We are about to listen to the reading of a revealing passage from the gospel. In a very concise manner, it narrates Christ’s calling of the first four disciples who will become afterwards his apostles. The call is special but their answers are noticeable: four remarkable answers, not simple words but discipleship.
Their embracement may seem alike but, actually, they’re reactions are unique, dissimilar, as they depict the life experience of four different people.
The evangelist comments that they are being called two by two and they respond with their actions. It’s worth to analyze how they answer the call. The first part of the narration is striking as we cannot remain unresponsive to Christ’s appealing words.
It would be good to read the Gospel according to John 1, 35-42
Let’s not linger to analyze the disciples behavior which deserves imitation for their immediate and astonishing decisiveness rather than mere analysis. Instead, we will be provoked above all by what may be considered Jesus‘s first homily or, better, the beginning of the series of facts which would characterize his future life.
The context in itself interesting will be the starting point. John the Baptist has been imprisoned and Jesus moves away from the dangerous area of Judaea; he goes back to Galilee – we may say he goes back home – he does so, not to head for Security but to give way to his public mission which will last three years. According to the evangelist Mark, the first action he takes is to preach and proclaim “God’s Gospel” and, at the same time, he is recruiting followers.

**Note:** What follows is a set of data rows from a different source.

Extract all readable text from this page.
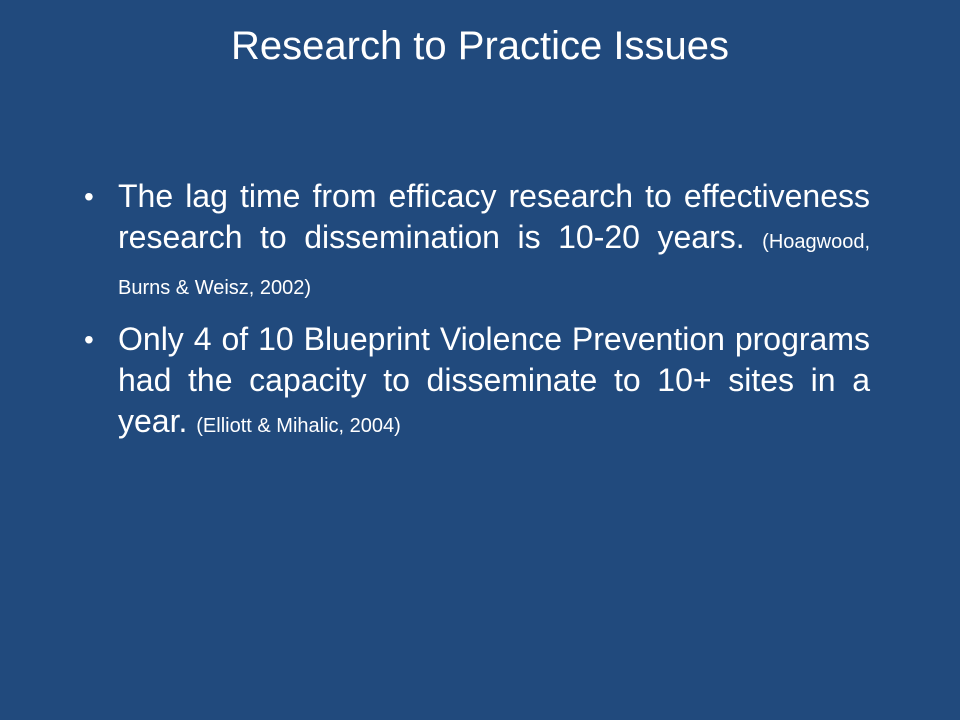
Research to Practice Issues
• The lag time from efficacy research to effectiveness research to dissemination is 10-20 years. (Hoagwood, Burns & Weisz, 2002)
• Only 4 of 10 Blueprint Violence Prevention programs had the capacity to disseminate to 10+ sites in a year. (Elliott & Mihalic, 2004)
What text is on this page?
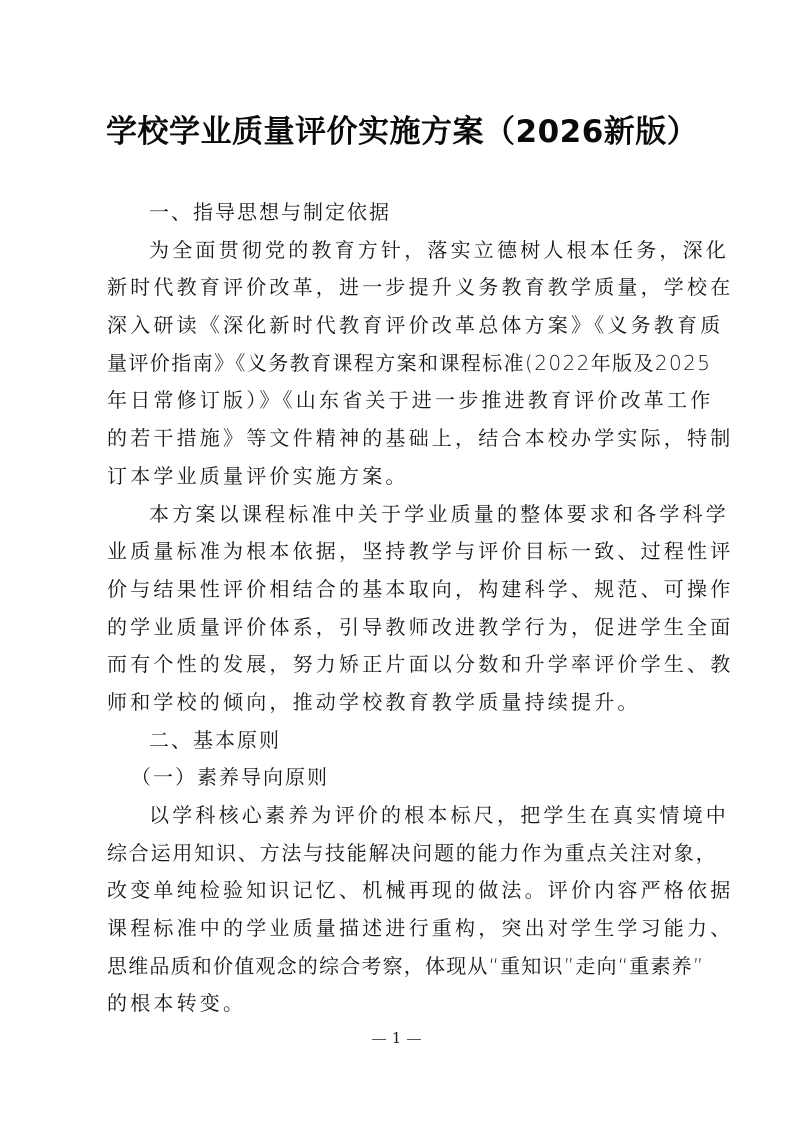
学校学业质量评价实施方案（2026新版）
一、指导思想与制定依据
为全面贯彻党的教育方针，落实立德树人根本任务，深化
新时代教育评价改革，进一步提升义务教育教学质量，学校在
深入研读《深化新时代教育评价改革总体方案》《义务教育质
量评价指南》《义务教育课程方案和课程标准(2022年版及2025
年日常修订版）》《山东省关于进一步推进教育评价改革工作
的若干措施》等文件精神的基础上，结合本校办学实际，特制
订本学业质量评价实施方案。
本方案以课程标准中关于学业质量的整体要求和各学科学
业质量标准为根本依据，坚持教学与评价目标一致、过程性评
价与结果性评价相结合的基本取向，构建科学、规范、可操作
的学业质量评价体系，引导教师改进教学行为，促进学生全面
而有个性的发展，努力矫正片面以分数和升学率评价学生、教
师和学校的倾向，推动学校教育教学质量持续提升。
二、基本原则
（一）素养导向原则
以学科核心素养为评价的根本标尺，把学生在真实情境中
综合运用知识、方法与技能解决问题的能力作为重点关注对象，
改变单纯检验知识记忆、机械再现的做法。评价内容严格依据
课程标准中的学业质量描述进行重构，突出对学生学习能力、
思维品质和价值观念的综合考察，体现从“重知识”走向“重素养”
的根本转变。
1
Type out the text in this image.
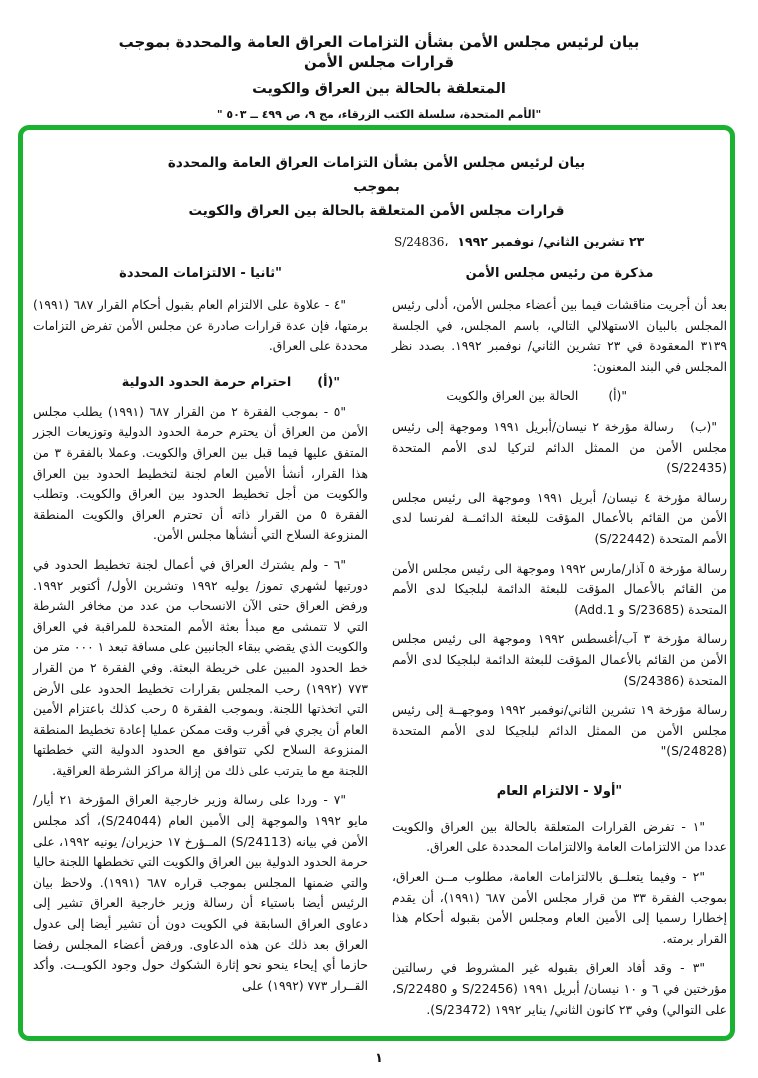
بيان لرئيس مجلس الأمن بشأن التزامات العراق العامة والمحددة بموجب قرارات مجلس الأمن
المتعلقة بالحالة بين العراق والكويت
"الأمم المتحدة، سلسلة الكتب الزرقاء، مج ٩، ص ٤٩٩ ــ ٥٠٣ "
بيان لرئيس مجلس الأمن بشأن التزامات العراق العامة والمحددة بموجب
قرارات مجلس الأمن المتعلقة بالحالة بين العراق والكويت
S/24836، ٢٣ تشرين الثاني/ نوفمبر ١٩٩٢
مذكرة من رئيس مجلس الأمن

بعد أن أجريت مناقشات فيما بين أعضاء مجلس الأمن، أدلى رئيس المجلس بالبيان الاستهلالي التالي، باسم المجلس، في الجلسة ٣١٣٩ المعقودة في ٢٣ تشرين الثاني/ نوفمبر ١٩٩٢. بصدد نظر المجلس في البند المعنون:

"(أ)
الحالة بين العراق والكويت

"(ب)   رسالة مؤرخة ٢ نيسان/أبريل ١٩٩١ وموجهة إلى رئيس مجلس الأمن من الممثل الدائم لتركيا لدى الأمم المتحدة (S/22435)

رسالة مؤرخة ٤ نيسان/ أبريل ١٩٩١ وموجهة الى رئيس مجلس الأمن من القائم بالأعمال المؤقت للبعثة الدائمــة لفرنسا لدى الأمم المتحدة (S/22442)

رسالة مؤرخة ٥ آذار/مارس ١٩٩٢ وموجهة الى رئيس مجلس الأمن من القائم بالأعمال المؤقت للبعثة الدائمة لبلجيكا لدى الأمم المتحدة (S/23685 و Add.1)

رسالة مؤرخة ٣ آب/أغسطس ١٩٩٢ وموجهة الى رئيس مجلس الأمن من القائم بالأعمال المؤقت للبعثة الدائمة لبلجيكا لدى الأمم المتحدة (S/24386)

رسالة مؤرخة ١٩ تشرين الثاني/نوفمبر ١٩٩٢ وموجهــة إلى رئيس مجلس الأمن من الممثل الدائم لبلجيكا لدى الأمم المتحدة (S/24828)"

"أولا - الالتزام العام

"١ - تفرض القرارات المتعلقة بالحالة بين العراق والكويت عددا من الالتزامات العامة والالتزامات المحددة على العراق.

"٢ - وفيما يتعلــق بالالتزامات العامة، مطلوب مــن العراق، بموجب الفقرة ٣٣ من قرار مجلس الأمن ٦٨٧ (١٩٩١)، أن يقدم إخطارا رسميا إلى الأمين العام ومجلس الأمن بقبوله أحكام هذا القرار برمته.

"٣ - وقد أفاد العراق بقبوله غير المشروط في رسالتين مؤرختين في ٦ و ١٠ نيسان/ أبريل ١٩٩١ (S/22456 و S/22480، على التوالي) وفي ٢٣ كانون الثاني/ يناير ١٩٩٢ (S/23472).

"ثانيا - الالتزامات المحددة

"٤ - علاوة على الالتزام العام بقبول أحكام القرار ٦٨٧ (١٩٩١) برمتها، فإن عدة قرارات صادرة عن مجلس الأمن تفرض التزامات محددة على العراق.

"(أ)
احترام حرمة الحدود الدولية

"٥ - بموجب الفقرة ٢ من القرار ٦٨٧ (١٩٩١) يطلب مجلس الأمن من العراق أن يحترم حرمة الحدود الدولية وتوزيعات الجزر المتفق عليها فيما قبل بين العراق والكويت. وعملا بالفقرة ٣ من هذا القرار، أنشأ الأمين العام لجنة لتخطيط الحدود بين العراق والكويت من أجل تخطيط الحدود بين العراق والكويت. وتطلب الفقرة ٥ من القرار ذاته أن تحترم العراق والكويت المنطقة المنزوعة السلاح التي أنشأها مجلس الأمن.

"٦ - ولم يشترك العراق في أعمال لجنة تخطيط الحدود في دورتيها لشهري تموز/ يوليه ١٩٩٢ وتشرين الأول/ أكتوبر ١٩٩٢. ورفض العراق حتى الآن الانسحاب من عدد من مخافر الشرطة التي لا تتمشى مع مبدأ بعثة الأمم المتحدة للمراقبة في العراق والكويت الذي يقضي ببقاء الجانبين على مسافة تبعد ١ ٠٠٠ متر من خط الحدود المبين على خريطة البعثة. وفي الفقرة ٢ من القرار ٧٧٣ (١٩٩٢) رحب المجلس بقرارات تخطيط الحدود على الأرض التي اتخذتها اللجنة. وبموجب الفقرة ٥ رحب كذلك باعتزام الأمين العام أن يجري في أقرب وقت ممكن عمليا إعادة تخطيط المنطقة المنزوعة السلاح لكي تتوافق مع الحدود الدولية التي خططتها اللجنة مع ما يترتب على ذلك من إزالة مراكز الشرطة العراقية.

"٧ - وردا على رسالة وزير خارجية العراق المؤرخة ٢١ أيار/ مايو ١٩٩٢ والموجهة إلى الأمين العام (S/24044)، أكد مجلس الأمن في بيانه (S/24113) المــؤرخ ١٧ حزيران/ يونيه ١٩٩٢، على حرمة الحدود الدولية بين العراق والكويت التي تخططها اللجنة حاليا والتي ضمنها المجلس بموجب قراره ٦٨٧ (١٩٩١). ولاحظ بيان الرئيس أيضا باستياء أن رسالة وزير خارجية العراق تشير إلى دعاوى العراق السابقة في الكويت دون أن تشير أيضا إلى عدول العراق بعد ذلك عن هذه الدعاوى. ورفض أعضاء المجلس رفضا حازما أي إيحاء ينحو نحو إثارة الشكوك حول وجود الكويــت. وأكد القــرار ٧٧٣ (١٩٩٢) على

١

Rather than rush for complacency and praise the disciples for such a spontaneous choice and then again keep to ourselves, as they are a difficult example to be followed and imitated, let’s stop and consider the words of Jesus which retain the same deep valuable meaning for us nowadays; the same words of 2000 years ago. They asked the same question. They call for a similar effort that they required for many other people before us. What are these two words? “Conversion” and “Faith”. These two words cannot exist separated. They seem to generate one another as they are based on two other remarks that are the care of the Christian proclamation: “The time has come” and “The Reign of God is near”. This is the “Good News” for salvation connected to the presence of Jesus. So they are not two detached and subsequent events; instead, they are related and they are a basic call to conversion and faith, and they make their existence possible. If we want to get hold of them, we must trust the new-come “Rabbi”.